Soderbergh, screenwriter Paul Attanasio and their colleagues get much of the mood and atmosphere down, but they fail — or chose not to try — to emulate the sense of wily playfulness that made old film-noir characters so rich and engaging even against the background of dark and sober stories.

Clooney and most of his co-stars generally are so dour that “The Good German” often drags along lifelessly through what are supposed to be moments of sharp drama. Some of the actors also seem completely out-of-sync with that bygone era, particularly Tobey Maguire, who nicely fit himself into a 1930s persona in “Seabiscuit” but comes off here like a thoroughly modern 21st century kid playing World War II dressup.

The exception is Cate Blanchett, marvelously transforming herself into a haunted creature traumatized by the war, who could fit right into a Hollywood classic alongside Marlene Dietrich or Ingrid Bergman.

“The Good German” casts Clooney as war correspondent Jake Geismar, who ran The Associated Press bureau in Berlin before the war and has returned to cover the Potsdam conference where Harry Truman, Winston Churchill and Josef Stalin are meeting.

His Army driver, Cpl. Tully (Maguire), is a fast-talking Midwesterner who tries to ooze charm but clearly is a slimeball, lying, cheating, stealing and trading whatever he can on the black market.
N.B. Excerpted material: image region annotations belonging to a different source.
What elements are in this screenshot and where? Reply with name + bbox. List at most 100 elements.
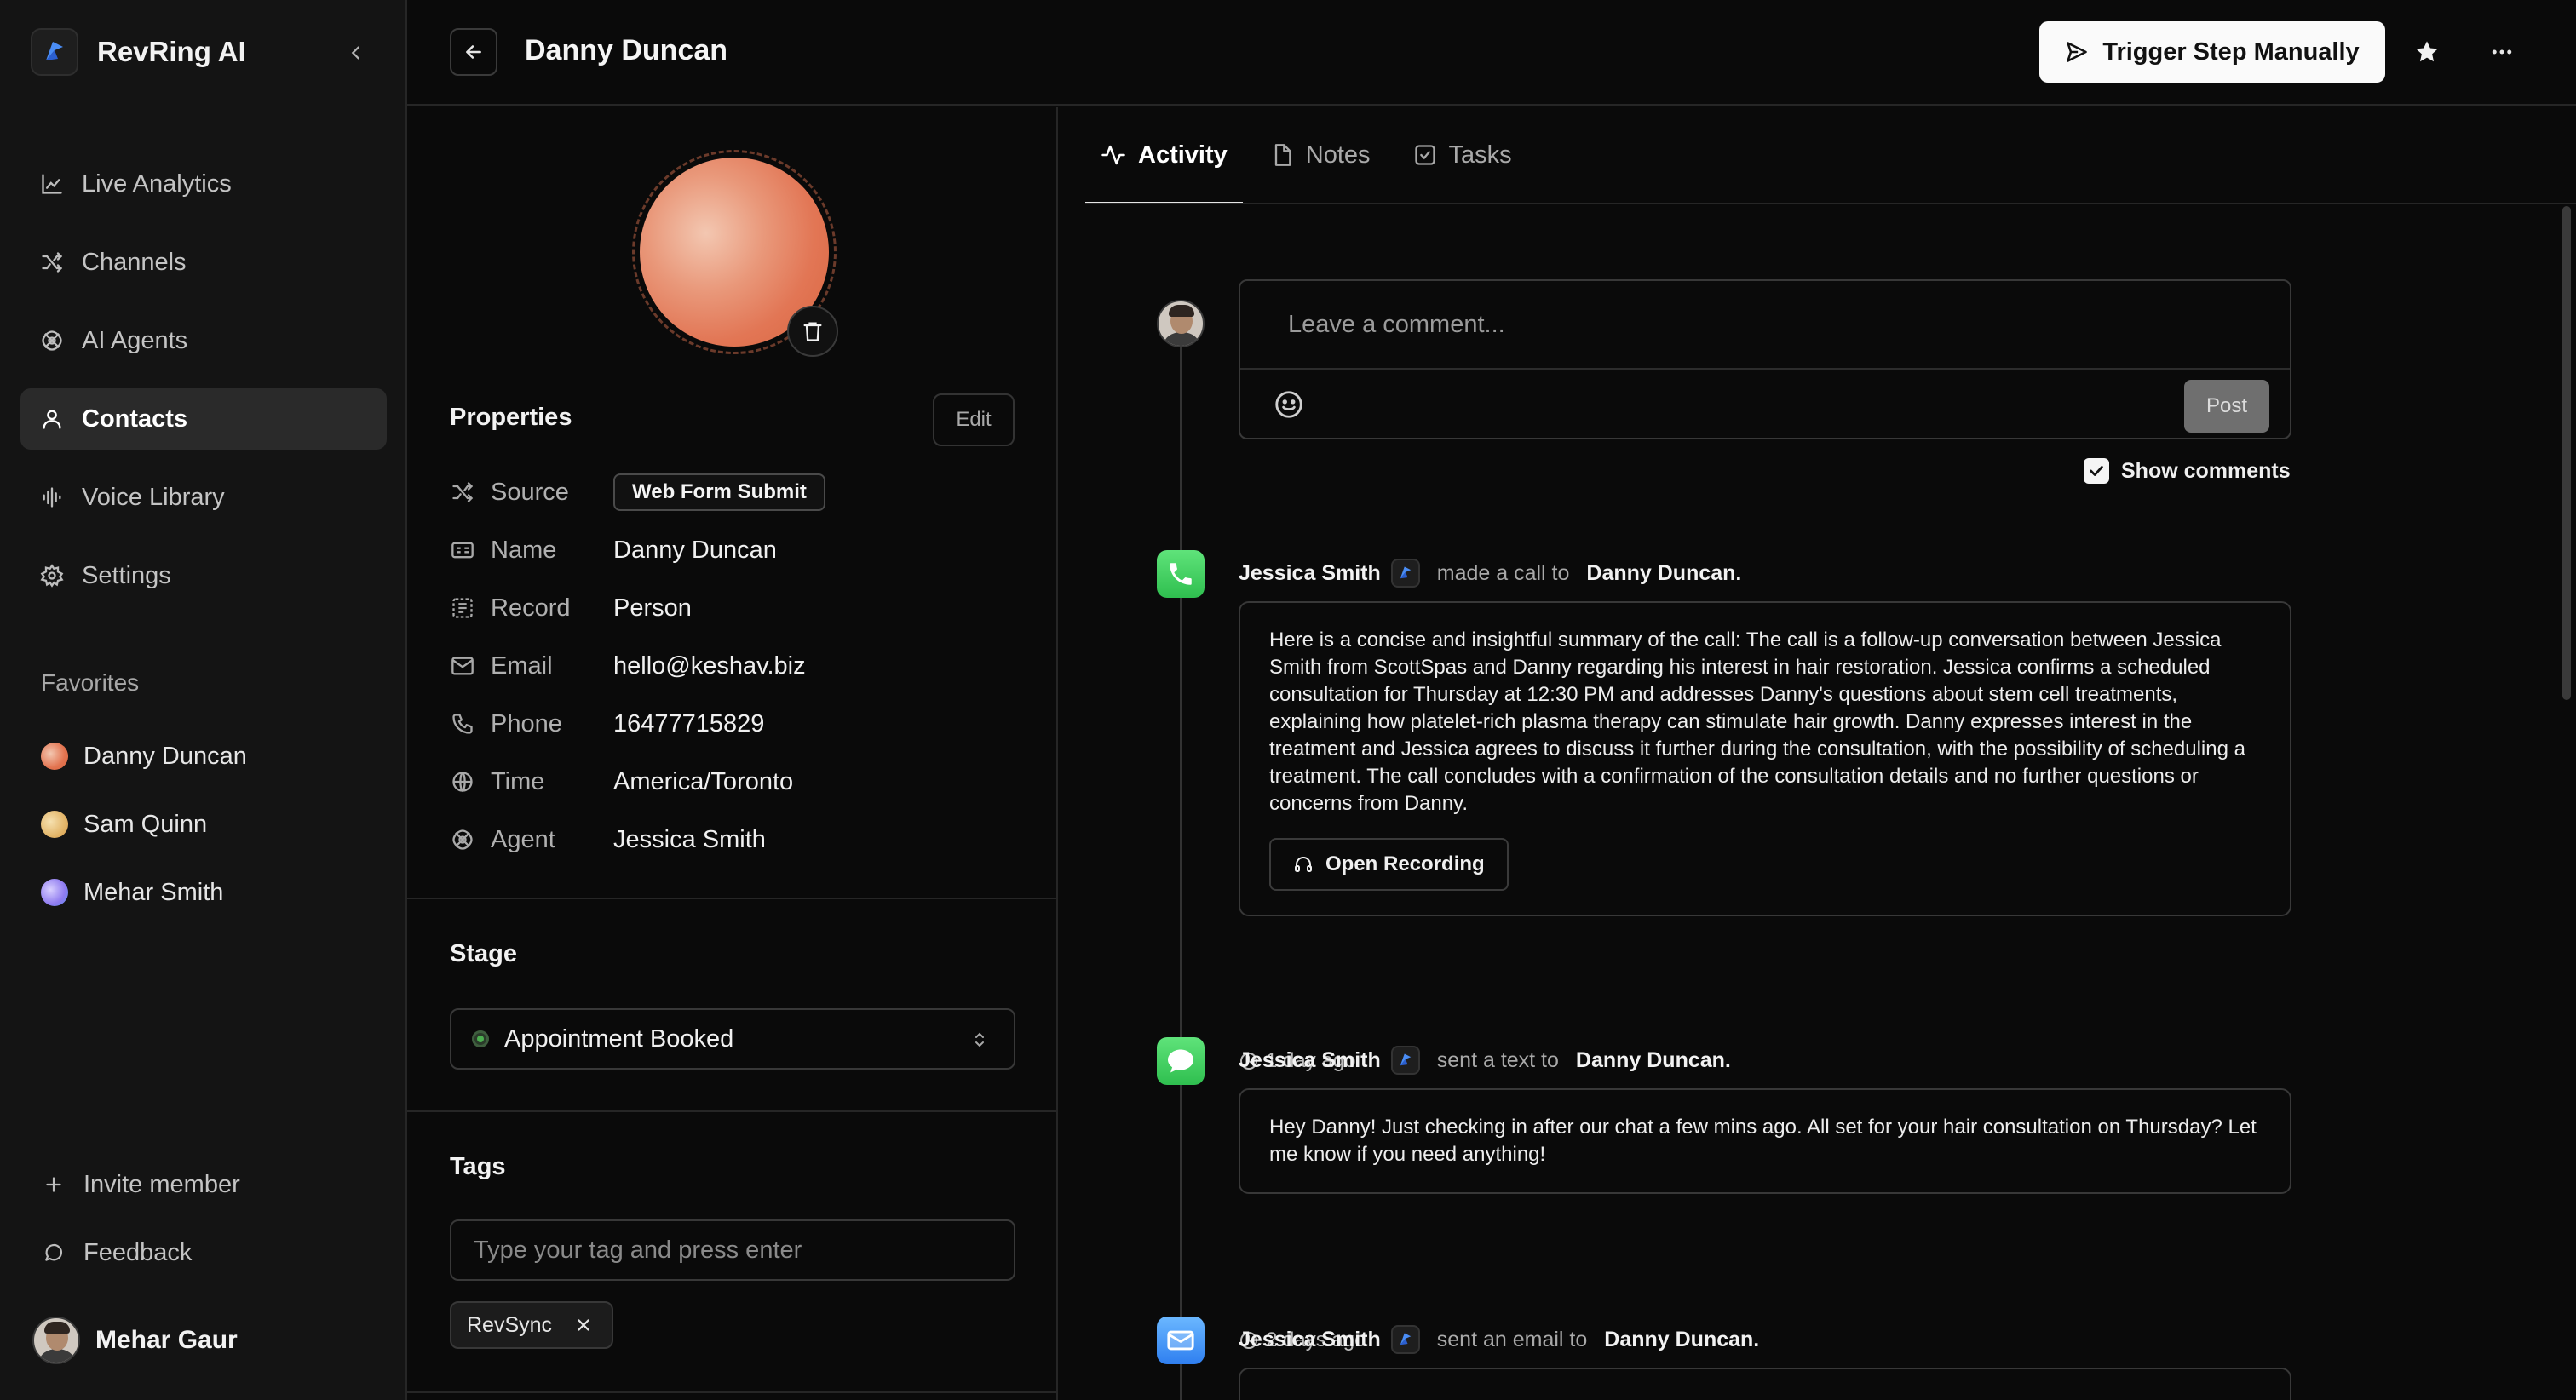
divider [407, 1391, 1058, 1393]
agent-icon [39, 328, 65, 353]
edit-properties-button[interactable]: Edit [933, 393, 1015, 446]
page-title: Danny Duncan [525, 34, 728, 66]
collapse-sidebar-button[interactable] [339, 36, 373, 70]
revring-logo-icon [1390, 559, 1420, 588]
agent-icon [450, 827, 475, 852]
activity-panel: Activity Notes Tasks Post Show comments … [1060, 107, 2576, 1400]
event-target[interactable]: Danny Duncan. [1586, 561, 1741, 586]
more-horizontal-icon [2492, 49, 2512, 55]
checkbox-checked-icon[interactable] [2084, 458, 2109, 484]
feedback-button[interactable]: Feedback [41, 1231, 240, 1274]
property-row-time: Time America/Toronto [450, 753, 1029, 811]
event-target[interactable]: Danny Duncan. [1576, 1048, 1731, 1073]
property-row-agent: Agent Jessica Smith [450, 811, 1029, 869]
open-recording-label: Open Recording [1325, 852, 1485, 875]
properties-title: Properties [450, 404, 572, 431]
trigger-step-manually-button[interactable]: Trigger Step Manually [2039, 21, 2385, 83]
phone-call-icon [1157, 550, 1205, 598]
tag-input[interactable] [450, 1219, 1015, 1281]
property-value[interactable]: America/Toronto [613, 768, 793, 796]
property-label: Phone [491, 709, 562, 737]
tab-notes[interactable]: Notes [1255, 107, 1386, 203]
remove-tag-button[interactable] [574, 1316, 593, 1334]
property-value[interactable]: Jessica Smith [613, 826, 766, 854]
favorite-name: Sam Quinn [83, 810, 208, 838]
more-options-button[interactable] [2482, 32, 2521, 72]
nav-item-settings[interactable]: Settings [20, 545, 387, 606]
property-row-phone: Phone 16477715829 [450, 695, 1029, 753]
emoji-button[interactable] [1271, 387, 1307, 422]
event-target[interactable]: Danny Duncan. [1604, 1328, 1759, 1352]
property-row-email: Email hello@keshav.biz [450, 637, 1029, 695]
delete-photo-button[interactable] [787, 306, 838, 357]
invite-label: Invite member [83, 1170, 240, 1198]
shuffle-icon [39, 250, 65, 275]
close-icon [578, 1319, 589, 1331]
message-circle-icon [41, 1240, 66, 1265]
arrow-left-icon [466, 45, 481, 59]
property-row-name: Name Danny Duncan [450, 521, 1029, 579]
current-user[interactable]: Mehar Gaur [32, 1315, 238, 1366]
property-value[interactable]: hello@keshav.biz [613, 652, 806, 680]
brand[interactable]: RevRing AI [31, 27, 246, 77]
event-actor[interactable]: Jessica Smith [1239, 1328, 1381, 1352]
divider [407, 1110, 1058, 1112]
event-actor[interactable]: Jessica Smith [1239, 561, 1381, 586]
avatar [41, 743, 68, 770]
property-label: Agent [491, 825, 555, 853]
tab-tasks[interactable]: Tasks [1398, 107, 1527, 203]
favorite-item-sam-quinn[interactable]: Sam Quinn [41, 802, 247, 846]
mail-icon [1157, 1317, 1205, 1364]
email-card [1239, 1368, 2291, 1400]
favorite-star-button[interactable] [2407, 32, 2447, 72]
event-actor[interactable]: Jessica Smith [1239, 1048, 1381, 1073]
nav-item-live-analytics[interactable]: Live Analytics [20, 153, 387, 215]
avatar [1157, 300, 1205, 347]
waveform-icon [39, 485, 65, 510]
record-icon [450, 595, 475, 621]
avatar [32, 1317, 80, 1364]
divider [1085, 203, 2576, 204]
favorite-name: Mehar Smith [83, 878, 224, 906]
property-label: Name [491, 536, 557, 564]
nav-item-contacts[interactable]: Contacts [20, 388, 387, 450]
property-label: Source [491, 478, 569, 506]
property-label: Record [491, 594, 571, 622]
tab-activity[interactable]: Activity [1085, 107, 1243, 204]
properties-list: Source Web Form Submit Name Danny Duncan… [450, 463, 1029, 869]
event-header: Jessica Smith made a call to Danny Dunca… [1239, 559, 1741, 588]
gear-icon [39, 563, 65, 588]
sidebar-nav: Live Analytics Channels AI Agents Contac… [20, 153, 387, 623]
property-value[interactable]: Person [613, 594, 692, 623]
trash-icon [803, 322, 822, 341]
show-comments-toggle[interactable]: Show comments [2084, 458, 2291, 484]
nav-label: Settings [82, 561, 171, 589]
nav-item-channels[interactable]: Channels [20, 232, 387, 293]
favorites-list: Danny Duncan Sam Quinn Mehar Smith [41, 734, 247, 938]
nav-label: Live Analytics [82, 169, 232, 198]
comment-input[interactable] [1240, 281, 2290, 370]
tag-label: RevSync [467, 1312, 553, 1337]
nav-item-ai-agents[interactable]: AI Agents [20, 310, 387, 371]
property-value[interactable]: Danny Duncan [613, 536, 777, 565]
event-verb: sent an email to [1436, 1327, 1588, 1351]
mail-icon [450, 653, 475, 679]
favorite-item-mehar-smith[interactable]: Mehar Smith [41, 870, 247, 915]
favorite-item-danny-duncan[interactable]: Danny Duncan [41, 734, 247, 778]
nav-item-voice-library[interactable]: Voice Library [20, 467, 387, 528]
user-icon [39, 406, 65, 432]
property-value[interactable]: 16477715829 [613, 710, 764, 738]
invite-member-button[interactable]: Invite member [41, 1163, 240, 1206]
post-button[interactable]: Post [2184, 380, 2269, 433]
nav-label: Contacts [82, 405, 188, 433]
sidebar: RevRing AI Live Analytics Channels AI Ag… [0, 0, 407, 1400]
scrollbar[interactable] [2562, 206, 2571, 700]
sidebar-footer: Invite member Feedback [41, 1163, 240, 1300]
open-recording-button[interactable]: Open Recording [1269, 838, 1509, 891]
favorites-title: Favorites [41, 669, 140, 696]
trigger-label: Trigger Step Manually [2102, 37, 2360, 66]
show-comments-label: Show comments [2121, 458, 2291, 483]
back-button[interactable] [450, 28, 497, 76]
file-icon [1270, 143, 1294, 167]
stage-select[interactable]: Appointment Booked [450, 1008, 1015, 1070]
Conveniently, Tully’s girlfriend is Lena Brandt (Blanchett), Jake’s old flame. Already having trouble reconciling the Berlin he once knew with the ruins around him and the opportunism and political maneuvering among the city’s U.S. and Soviet overseers, Jake is floored at the change in Lena, who seems a ghost of her former self and speaks of her guilt for having survived.

Jake is hurled into the center of a murder that neither the Americans or Russians seem to want solved. Investigating on his own, Jake is drawn into the tug-of-war between the victors for one of the war’s most valuable spoils: Control of German scientists who will become integral in the coming Cold War.

To simulate the look and texture of classic film noir, Soderbergh used vintage camera lenses and shot on a Hollywood backlot rather than dashing off to real locations. He also used old-school process shots, inserting the actors in front of backlit scenery.

Soderbergh mixed those throwback methods with dialogue heavy on obscenities, his idea being, what would happen if you blended the look of Hollywood past with harsh language that never would have passed the censors back then?

The result is a bit jarring but not very interesting. It’s not as if we’re suddenly hearing Humphrey Bogart dropping F-bombs. These are recognizably modern performers talking the way we’ve heard them talk before in R-rated flicks.

Where “The Good German” really confounds is in its seemingly sloppy use of light and dark. Composition of shadows were so precise in many glorious old black-and-white films that they looked practically etched onto the screen.

Here, the shadows are so amorphous and omnipresent, they’re distracting. Old film noir often might place an actor’s face in darkness for effect at a pivotal moment, but in “The Good German,” the performers often are swallowed in shadow.

Soderbergh’s a meticulous filmmaker, so he must have had a reason. Yet the pervasive shadows are bothersome enough to yank viewers out of the story again and again.

Blanchett is magnificent, but Clooney is nearly as somber as he was in Soderbergh’s sci-fi dud “Solaris.” Maguire, whether because of his innate boyishness or the imprint of his heroic “Spider-Man” persona, just lacks the weight to play a bad guy.

Beau Bridges, Ravil Isyanov, Robin Weigert and Leland Orser round out a supporting cast that’s solid but uninspired.

The film-noir trappings make you long for some rascals among the bit players. Where would Bogart be if he didn’t have foxy comrades such as Claude Rains, Sydney Greenstreet or Peter Lorre to play off of?